Die Umsetzung und Ausgestaltung dieser definitionsbedingten Erwartungen an Wissensgenerierung und Gleichberechtigung zwischen Akteur:innen der Bildungsforschung und -praxis bringt diverse Herausforderungen mit sich (Farrell et al., 2019; Vetter et al., 2022). Während sich viele Studien auf die inhaltliche Arbeit und die allgemeine Beschreibung fokussieren, besteht Bedarf an Studien, die untersuchen, wie die Zusammenarbeit zwischen den Forschenden und Praktiker:innen in RPPs konkret in situ gestaltet ist (Coburn et al., 2013; Coburn & Penuel, 2016).

Im geplanten Beitrag, der Teil eines Promotionsvorhabens darstellt, wird auf diese Forderung eingegangen, indem ein systematisches Review (Gough et al., 2017) über diese empirischen Studien zu RPPs erstellt wurde. Ziel ist es zu untersuchen, wie die Zusammenarbeitsgestaltung auf Mikroebene – in konkreten RPP-Situationen erfolgt. Geleitet von der theoretischen Annahme, dass Interaktionen bzw. der Diskurs eine zentrale Rolle für Arbeits- und Lernprozesse spielen (Vygotsky, 1978), soll aufgezeigt werden, wie die jeweiligen RPPs organisiert und gestaltet wurden – einschliesslich ihrer Ziele, Themenbereiche und des jeweiligen Kontexts, in dem sie initiiert wurden. Zudem soll ermittelt werden, welche spezifischen Schwerpunkte im Zusammenhang mit RPPs erforscht wurden und welche methodischen Ansätze die Forschenden dabei verfolgten. Themenbereiche, die sich abzeichnen, werden, in Verbindung zueinander beschrieben und diskutiert. Es leiten sich folgende Fragestellungen ab:

  1. Wie werden Gesprächssituationen zwischen Forschenden und Praktiker:innen in RPPs in der aktuellen Literatur erfasst und analysiert?

  1. Welche Merkmale zeichnen die RPPs aus, die in den Artikeln vorkommen? (Kontext, Thema, Zeitperspektive, usw.)
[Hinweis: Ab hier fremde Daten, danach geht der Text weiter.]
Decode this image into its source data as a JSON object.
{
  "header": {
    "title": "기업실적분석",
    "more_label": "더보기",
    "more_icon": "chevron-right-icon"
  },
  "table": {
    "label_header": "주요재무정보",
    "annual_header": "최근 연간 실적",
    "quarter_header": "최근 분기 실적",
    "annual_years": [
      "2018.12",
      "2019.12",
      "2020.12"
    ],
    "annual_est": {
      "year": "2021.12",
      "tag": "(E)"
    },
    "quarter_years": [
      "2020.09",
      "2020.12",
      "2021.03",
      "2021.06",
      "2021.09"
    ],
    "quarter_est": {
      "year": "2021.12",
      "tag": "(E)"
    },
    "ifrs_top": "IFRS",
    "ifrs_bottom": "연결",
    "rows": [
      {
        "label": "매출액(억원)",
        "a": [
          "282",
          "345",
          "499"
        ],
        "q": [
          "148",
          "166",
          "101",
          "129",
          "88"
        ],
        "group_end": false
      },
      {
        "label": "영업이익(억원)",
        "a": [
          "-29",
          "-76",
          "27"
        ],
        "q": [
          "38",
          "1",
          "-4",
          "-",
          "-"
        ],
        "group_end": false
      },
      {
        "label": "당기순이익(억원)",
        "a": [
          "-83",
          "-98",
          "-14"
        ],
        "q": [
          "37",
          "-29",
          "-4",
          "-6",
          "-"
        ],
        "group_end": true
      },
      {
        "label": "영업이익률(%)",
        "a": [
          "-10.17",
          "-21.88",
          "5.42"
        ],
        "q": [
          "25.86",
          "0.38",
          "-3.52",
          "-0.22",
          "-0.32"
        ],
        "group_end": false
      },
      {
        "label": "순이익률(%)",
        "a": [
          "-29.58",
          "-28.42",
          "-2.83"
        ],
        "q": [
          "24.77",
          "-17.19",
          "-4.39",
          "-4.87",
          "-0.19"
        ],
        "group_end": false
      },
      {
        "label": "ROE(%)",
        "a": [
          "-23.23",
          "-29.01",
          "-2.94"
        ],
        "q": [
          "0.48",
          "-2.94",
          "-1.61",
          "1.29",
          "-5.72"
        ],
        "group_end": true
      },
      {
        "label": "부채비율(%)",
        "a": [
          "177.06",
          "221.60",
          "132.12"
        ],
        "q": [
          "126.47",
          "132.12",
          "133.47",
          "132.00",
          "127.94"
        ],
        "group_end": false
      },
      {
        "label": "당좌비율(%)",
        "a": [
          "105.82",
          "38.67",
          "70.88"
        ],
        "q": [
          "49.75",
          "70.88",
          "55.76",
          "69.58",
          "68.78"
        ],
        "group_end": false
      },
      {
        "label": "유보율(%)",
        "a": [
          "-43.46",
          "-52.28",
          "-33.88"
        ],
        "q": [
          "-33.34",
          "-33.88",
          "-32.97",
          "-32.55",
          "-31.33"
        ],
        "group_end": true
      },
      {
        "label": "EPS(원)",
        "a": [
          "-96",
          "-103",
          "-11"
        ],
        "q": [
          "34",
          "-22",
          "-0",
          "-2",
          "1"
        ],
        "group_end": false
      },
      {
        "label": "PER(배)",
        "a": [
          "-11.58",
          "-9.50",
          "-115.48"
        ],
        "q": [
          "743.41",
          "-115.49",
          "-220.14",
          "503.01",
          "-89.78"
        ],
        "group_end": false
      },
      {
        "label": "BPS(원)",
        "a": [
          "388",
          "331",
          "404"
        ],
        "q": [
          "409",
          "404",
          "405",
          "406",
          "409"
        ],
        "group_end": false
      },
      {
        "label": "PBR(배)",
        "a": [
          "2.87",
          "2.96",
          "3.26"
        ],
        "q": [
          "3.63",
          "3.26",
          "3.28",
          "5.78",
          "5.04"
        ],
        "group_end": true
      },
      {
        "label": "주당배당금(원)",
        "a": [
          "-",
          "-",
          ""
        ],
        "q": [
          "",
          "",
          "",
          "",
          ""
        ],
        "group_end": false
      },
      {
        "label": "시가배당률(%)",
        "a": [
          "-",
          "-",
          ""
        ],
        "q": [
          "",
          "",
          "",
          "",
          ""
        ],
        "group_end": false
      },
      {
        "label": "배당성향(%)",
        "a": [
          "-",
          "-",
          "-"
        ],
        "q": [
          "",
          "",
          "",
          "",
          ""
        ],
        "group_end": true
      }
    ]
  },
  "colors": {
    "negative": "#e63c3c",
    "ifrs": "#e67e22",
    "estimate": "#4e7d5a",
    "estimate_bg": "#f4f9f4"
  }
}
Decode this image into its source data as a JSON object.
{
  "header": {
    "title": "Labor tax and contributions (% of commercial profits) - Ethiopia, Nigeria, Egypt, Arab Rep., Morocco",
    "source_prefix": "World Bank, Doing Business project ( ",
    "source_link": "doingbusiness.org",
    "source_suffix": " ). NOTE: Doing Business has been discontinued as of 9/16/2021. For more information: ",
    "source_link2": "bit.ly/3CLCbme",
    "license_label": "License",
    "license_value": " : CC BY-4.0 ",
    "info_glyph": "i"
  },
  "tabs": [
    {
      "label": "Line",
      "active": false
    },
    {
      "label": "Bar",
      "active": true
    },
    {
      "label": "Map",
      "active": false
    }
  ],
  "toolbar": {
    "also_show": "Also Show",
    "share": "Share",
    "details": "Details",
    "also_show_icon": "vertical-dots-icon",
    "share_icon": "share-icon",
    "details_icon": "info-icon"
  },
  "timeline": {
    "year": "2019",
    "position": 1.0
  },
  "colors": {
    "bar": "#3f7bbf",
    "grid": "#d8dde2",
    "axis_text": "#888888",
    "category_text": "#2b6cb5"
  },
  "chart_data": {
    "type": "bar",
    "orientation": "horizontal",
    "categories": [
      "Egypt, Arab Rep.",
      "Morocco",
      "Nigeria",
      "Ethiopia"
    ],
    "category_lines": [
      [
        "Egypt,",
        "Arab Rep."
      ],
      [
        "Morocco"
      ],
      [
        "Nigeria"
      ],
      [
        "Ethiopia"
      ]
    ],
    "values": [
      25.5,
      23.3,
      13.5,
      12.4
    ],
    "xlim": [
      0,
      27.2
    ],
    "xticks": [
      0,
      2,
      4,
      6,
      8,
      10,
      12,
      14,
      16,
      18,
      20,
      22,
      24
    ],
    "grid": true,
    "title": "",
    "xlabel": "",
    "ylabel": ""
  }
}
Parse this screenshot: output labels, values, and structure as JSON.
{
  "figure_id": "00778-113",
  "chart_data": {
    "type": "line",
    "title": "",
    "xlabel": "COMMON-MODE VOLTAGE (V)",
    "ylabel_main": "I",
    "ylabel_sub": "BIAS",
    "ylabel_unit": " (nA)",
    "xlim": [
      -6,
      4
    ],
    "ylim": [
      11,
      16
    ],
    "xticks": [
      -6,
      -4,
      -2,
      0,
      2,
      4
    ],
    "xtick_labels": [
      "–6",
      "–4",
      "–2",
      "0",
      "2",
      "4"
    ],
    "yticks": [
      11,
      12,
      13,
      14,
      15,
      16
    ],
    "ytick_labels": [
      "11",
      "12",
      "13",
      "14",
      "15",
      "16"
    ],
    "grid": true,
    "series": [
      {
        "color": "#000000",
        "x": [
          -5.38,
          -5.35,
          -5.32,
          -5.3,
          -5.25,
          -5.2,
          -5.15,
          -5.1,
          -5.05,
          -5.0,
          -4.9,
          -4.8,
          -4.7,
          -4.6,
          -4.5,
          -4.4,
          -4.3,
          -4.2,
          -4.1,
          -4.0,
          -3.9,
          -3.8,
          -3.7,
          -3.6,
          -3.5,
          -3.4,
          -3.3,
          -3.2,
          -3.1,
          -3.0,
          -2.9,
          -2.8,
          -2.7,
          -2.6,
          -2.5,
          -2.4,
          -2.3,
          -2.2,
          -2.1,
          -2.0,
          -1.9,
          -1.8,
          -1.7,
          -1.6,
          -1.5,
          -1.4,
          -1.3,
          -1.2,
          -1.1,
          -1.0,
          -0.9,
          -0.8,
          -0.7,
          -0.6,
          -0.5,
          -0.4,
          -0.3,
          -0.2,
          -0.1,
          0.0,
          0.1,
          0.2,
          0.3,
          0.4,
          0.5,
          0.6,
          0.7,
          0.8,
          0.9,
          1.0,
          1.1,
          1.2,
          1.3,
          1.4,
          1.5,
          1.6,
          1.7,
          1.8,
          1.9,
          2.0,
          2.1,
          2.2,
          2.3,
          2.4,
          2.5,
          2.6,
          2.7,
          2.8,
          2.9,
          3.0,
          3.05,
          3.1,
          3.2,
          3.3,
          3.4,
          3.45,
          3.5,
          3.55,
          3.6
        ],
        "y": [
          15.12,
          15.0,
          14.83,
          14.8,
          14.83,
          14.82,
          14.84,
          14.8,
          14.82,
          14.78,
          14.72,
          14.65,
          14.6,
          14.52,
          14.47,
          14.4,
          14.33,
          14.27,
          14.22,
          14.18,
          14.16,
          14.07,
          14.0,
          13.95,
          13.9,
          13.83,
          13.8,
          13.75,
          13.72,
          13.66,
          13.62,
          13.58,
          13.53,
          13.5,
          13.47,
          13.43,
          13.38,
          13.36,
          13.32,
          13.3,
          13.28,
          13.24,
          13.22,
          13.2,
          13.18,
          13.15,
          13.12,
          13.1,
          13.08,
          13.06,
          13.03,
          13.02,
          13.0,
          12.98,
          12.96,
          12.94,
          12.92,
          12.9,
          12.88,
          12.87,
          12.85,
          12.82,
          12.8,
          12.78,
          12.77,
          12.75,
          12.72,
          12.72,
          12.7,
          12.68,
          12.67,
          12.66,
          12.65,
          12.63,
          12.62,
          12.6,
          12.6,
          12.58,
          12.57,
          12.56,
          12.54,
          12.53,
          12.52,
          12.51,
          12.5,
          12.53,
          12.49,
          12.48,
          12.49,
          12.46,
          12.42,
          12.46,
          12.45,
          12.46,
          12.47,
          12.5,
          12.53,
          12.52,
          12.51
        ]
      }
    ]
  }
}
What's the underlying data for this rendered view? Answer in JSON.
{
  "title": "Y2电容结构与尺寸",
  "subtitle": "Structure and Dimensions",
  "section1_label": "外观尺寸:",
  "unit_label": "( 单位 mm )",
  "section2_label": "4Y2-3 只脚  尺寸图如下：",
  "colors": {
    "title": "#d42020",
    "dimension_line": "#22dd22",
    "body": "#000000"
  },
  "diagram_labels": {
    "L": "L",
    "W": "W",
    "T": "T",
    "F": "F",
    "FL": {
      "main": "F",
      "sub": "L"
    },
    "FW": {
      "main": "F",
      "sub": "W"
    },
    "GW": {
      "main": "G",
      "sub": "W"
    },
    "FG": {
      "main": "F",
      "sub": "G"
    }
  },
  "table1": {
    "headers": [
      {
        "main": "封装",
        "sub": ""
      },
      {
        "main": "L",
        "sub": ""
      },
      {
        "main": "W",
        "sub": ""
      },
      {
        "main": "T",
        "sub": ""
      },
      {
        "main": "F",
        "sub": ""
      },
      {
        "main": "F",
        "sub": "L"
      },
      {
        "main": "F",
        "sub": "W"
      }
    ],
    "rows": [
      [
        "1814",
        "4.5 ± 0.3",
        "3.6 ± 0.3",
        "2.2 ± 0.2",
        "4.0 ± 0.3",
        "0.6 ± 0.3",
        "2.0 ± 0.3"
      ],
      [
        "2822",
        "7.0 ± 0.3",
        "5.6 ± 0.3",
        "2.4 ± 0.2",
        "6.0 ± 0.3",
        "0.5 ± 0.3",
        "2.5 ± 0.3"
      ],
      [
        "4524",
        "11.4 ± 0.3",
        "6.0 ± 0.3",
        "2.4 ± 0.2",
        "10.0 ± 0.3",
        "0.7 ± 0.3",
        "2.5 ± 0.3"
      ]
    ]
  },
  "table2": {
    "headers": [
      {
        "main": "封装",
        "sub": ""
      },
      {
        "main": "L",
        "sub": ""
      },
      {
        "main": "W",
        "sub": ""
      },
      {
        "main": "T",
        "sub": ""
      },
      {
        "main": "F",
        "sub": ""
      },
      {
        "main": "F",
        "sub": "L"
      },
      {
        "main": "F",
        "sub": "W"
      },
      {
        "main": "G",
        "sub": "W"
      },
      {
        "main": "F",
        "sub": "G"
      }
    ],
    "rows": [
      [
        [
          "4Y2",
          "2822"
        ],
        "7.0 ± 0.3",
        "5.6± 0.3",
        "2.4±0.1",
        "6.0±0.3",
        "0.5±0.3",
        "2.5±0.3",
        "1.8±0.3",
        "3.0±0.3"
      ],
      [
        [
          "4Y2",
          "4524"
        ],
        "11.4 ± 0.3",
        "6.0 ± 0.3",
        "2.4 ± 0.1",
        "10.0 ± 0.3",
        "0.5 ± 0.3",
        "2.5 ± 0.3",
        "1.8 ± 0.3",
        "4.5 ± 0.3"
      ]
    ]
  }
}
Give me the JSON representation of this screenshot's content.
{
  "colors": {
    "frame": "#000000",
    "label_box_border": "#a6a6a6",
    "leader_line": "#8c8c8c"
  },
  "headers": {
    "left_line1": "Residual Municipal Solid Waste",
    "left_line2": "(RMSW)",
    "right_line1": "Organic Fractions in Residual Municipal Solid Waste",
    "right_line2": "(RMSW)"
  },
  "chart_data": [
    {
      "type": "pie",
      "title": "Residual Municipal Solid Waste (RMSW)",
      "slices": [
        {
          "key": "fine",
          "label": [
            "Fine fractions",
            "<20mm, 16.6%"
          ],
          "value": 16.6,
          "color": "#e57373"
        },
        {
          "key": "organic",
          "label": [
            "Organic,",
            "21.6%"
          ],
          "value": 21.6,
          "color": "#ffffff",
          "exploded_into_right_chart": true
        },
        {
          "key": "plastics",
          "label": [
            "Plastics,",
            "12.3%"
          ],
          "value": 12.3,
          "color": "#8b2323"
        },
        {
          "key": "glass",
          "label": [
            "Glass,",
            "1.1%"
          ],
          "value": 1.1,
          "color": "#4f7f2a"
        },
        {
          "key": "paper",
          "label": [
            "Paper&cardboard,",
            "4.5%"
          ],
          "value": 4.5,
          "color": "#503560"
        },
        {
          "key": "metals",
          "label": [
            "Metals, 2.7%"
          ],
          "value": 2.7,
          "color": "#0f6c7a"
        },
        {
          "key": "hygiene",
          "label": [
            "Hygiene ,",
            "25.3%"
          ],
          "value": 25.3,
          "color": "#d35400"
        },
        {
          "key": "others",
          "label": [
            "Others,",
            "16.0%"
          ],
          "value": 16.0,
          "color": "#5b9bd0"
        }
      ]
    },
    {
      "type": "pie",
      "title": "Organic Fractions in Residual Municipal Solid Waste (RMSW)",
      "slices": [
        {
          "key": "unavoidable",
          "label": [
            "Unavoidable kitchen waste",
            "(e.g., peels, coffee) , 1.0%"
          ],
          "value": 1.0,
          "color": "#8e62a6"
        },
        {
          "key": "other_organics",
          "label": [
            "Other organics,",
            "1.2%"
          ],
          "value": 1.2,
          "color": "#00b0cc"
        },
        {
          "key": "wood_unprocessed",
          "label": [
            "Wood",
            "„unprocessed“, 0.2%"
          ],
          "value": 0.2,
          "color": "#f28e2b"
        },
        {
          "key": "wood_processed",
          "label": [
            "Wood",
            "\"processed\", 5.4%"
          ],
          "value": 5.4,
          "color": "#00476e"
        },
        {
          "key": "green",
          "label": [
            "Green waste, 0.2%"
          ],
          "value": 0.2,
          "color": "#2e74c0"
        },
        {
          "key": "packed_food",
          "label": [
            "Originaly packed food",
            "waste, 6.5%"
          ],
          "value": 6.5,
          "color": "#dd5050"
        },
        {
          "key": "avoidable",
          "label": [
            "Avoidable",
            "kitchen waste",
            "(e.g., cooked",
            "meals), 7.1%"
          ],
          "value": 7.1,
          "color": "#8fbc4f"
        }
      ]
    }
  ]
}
Basierend auf einer zuvor festgelegten Begriffskombination, den definierten Textsorten sowie dem festgelegten Erscheinungszeitraum bestand der erste Schritt des Reviews aus der Literatursuche. Anhand definierter Ein- und Ausschlusskriterien konnten 14 Artikel identifiziert werden, welche Gesprächssituationen zwischen Forschenden und Praktiker:innen im Rahmen der RPP-Arbeit erfasst haben. Aus der Literatursuche zeigt sich, dass obwohl RPPs im aktuellen Diskurs ein starkes Forschungsinteresse erleben, sich bloss eine überschaubare Anzahl der Studien auf die Gespräche zwischen den Teilnehmenden fokussieren. Erste Ergebnisse der Analyse zeigen, dass die 14 Beiträge zwei übergeordnete Schwerpunktbereiche aufweisen: Zum einen konzentrieren sich einige Artikel auf die Beschreibung von Diskursen auf Mikroebene, wobei Aspekte wie Wissensgenerierung oder Machtverhältnisse im Mittelpunkt stehen. In diesem Kontext reflektieren die Forschenden ihre eigene Arbeit innerhalb der RPP. Zum anderen verfolgen andere Beiträge einen wirkungsorientierten Ansatz, der klare Ziele zur Unterstützung der Unterrichtsentwicklung oder bildungspolitischer Anliegen beschreibt und deren Umsetzung im Rahmen der RPP beleuchtet. Diese und weitere Ergebnisse werden im geplanten Beitrag präsentiert und diskutiert.